The report is exceptionally detailed and deserves reading in full. However, in light of the varying reviews of research bureaucracy, the research ecosystem, and replicability issues in research, let’s focus on some of the practical suggestions emerging from the report.
Firstly, it is worth being clear what peer review is and what peer review is for. In the context of funding it is the process by which researchers submit a funding proposal for review by others working in their field of research. The whole premise is that the quality of a submission, and by proxy the suitability for funding of a project, is best judged by someone who has similar or adjacent expertise. Whether funding submissions properly capture the quality of research is a different topic for a different blog.
The literature review within the report makes clear that there are well explored issues with peer review. It takes a long time to do, it can lead to risk averse outcomes, like many research processes it is unsure what to do with interdisciplinary research, it is biased toward established names and there is some evidence of gender bias, and it does not provide sufficient feedback for future work. Despite this, there are few advocates for a system with no element of peer review. If the system is not going to be replaced it can be improved.
It is made abundantly clear in the report that no single intervention can resolve all of the issues with peer review. It is not that any one problem is insurmountable but that research exists as an ecosystem so inevitably every action in one area of the research ecosystem has an impact elsewhere. The central thesis of the report is that interventions should be considered within this system analysis not as discreet activities.
The most substantial recommendations are those that recommend methods that have the potential to become the “new normal”. These include a variety of techniques to work with groups that are currently underrepresented in the funding landscape. Improving quality through greater use of briefings and training for peer reviewers. Exploring the use of automated peer review allocation and the expansion of anonymised review. And perhaps most controversially the potential use of randomisation where applications are indistinguishable or where a review panel cannot reach a consensus.
The report is cognisant that interventions require staff resources which is particularly challenging during a period of resource constraint. However, there are opportunities for resource saving for example in more efficient allocation of peer reviewers. The report therefore suggests that in the round reviewers may make efficiencies in some areas that could be invested in more intensive areas of peer-review. All of this is underpinned by the need for more robust and adaptable IT systems.
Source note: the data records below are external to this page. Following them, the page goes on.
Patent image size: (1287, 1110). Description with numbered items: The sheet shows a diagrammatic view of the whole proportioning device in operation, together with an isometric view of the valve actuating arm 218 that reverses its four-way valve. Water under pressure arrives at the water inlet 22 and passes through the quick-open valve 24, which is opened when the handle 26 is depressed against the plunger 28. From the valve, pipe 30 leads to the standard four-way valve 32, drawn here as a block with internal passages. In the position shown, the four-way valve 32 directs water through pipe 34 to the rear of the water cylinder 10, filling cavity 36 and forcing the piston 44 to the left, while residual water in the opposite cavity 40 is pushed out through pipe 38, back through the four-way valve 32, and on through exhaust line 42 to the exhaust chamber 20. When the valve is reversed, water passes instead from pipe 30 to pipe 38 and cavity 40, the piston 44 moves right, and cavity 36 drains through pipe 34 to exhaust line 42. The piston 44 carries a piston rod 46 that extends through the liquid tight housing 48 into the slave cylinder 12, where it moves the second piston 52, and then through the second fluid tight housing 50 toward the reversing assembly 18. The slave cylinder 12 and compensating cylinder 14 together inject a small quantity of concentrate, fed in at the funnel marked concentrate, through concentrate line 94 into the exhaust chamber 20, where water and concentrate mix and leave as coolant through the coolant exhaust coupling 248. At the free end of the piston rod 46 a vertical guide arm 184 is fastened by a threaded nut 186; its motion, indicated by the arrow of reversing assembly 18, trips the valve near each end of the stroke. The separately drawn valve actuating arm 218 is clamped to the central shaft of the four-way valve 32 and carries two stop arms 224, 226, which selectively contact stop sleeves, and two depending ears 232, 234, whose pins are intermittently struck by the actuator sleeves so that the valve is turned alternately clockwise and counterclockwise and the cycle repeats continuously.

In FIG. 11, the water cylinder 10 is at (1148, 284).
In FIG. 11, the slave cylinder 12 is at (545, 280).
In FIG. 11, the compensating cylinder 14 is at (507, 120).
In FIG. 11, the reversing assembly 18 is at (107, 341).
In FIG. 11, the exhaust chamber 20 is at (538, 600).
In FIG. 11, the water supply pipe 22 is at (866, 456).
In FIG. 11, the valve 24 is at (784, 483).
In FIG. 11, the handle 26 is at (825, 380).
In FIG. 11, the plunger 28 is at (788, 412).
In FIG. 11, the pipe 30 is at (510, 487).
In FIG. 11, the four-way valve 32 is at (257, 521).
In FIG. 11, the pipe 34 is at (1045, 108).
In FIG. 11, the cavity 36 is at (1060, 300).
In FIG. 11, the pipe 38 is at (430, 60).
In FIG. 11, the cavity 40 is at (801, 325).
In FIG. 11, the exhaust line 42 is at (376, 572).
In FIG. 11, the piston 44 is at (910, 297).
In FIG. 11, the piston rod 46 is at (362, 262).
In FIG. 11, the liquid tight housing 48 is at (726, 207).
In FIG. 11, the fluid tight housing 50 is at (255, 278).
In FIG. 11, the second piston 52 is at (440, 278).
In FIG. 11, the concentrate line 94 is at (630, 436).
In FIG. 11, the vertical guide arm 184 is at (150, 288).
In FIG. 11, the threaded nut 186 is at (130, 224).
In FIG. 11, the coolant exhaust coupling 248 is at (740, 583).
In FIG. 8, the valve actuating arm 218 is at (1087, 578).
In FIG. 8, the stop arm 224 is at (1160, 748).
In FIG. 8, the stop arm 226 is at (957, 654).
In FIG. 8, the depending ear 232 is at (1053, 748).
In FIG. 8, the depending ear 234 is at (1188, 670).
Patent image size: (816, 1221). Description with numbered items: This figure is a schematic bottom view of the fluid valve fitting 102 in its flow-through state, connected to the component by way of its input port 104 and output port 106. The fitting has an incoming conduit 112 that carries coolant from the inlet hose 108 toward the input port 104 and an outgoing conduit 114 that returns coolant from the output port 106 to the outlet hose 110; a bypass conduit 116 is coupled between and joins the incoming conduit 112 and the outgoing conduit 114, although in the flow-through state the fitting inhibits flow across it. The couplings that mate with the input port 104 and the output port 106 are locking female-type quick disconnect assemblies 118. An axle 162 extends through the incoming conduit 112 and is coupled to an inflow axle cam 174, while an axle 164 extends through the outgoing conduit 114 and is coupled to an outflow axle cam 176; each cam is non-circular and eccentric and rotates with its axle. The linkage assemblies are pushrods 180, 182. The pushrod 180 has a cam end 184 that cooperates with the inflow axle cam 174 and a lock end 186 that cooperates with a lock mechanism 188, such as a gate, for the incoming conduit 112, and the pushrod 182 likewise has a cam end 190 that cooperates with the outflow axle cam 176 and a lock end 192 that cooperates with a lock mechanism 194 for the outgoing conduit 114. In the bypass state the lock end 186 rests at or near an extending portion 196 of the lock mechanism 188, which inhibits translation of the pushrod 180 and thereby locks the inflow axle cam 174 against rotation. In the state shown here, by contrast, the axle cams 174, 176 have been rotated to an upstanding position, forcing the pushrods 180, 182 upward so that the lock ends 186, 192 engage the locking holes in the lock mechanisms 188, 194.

It looks like your link is broken to the report which can be found here:
https://www.ukri.org/news/review-of-peer-review-published/
One suggestion made in the review is have more two-stage funding applications like Leverhulme – you submit a short outline application and then invited to submit a full worked up application if successful. Has the merit of reducing bureaucracy whereby everyone submits a full worked up bid (which for UKRI can be very onerous). Would like to see it rolled out to some of the public/ government funding agencies.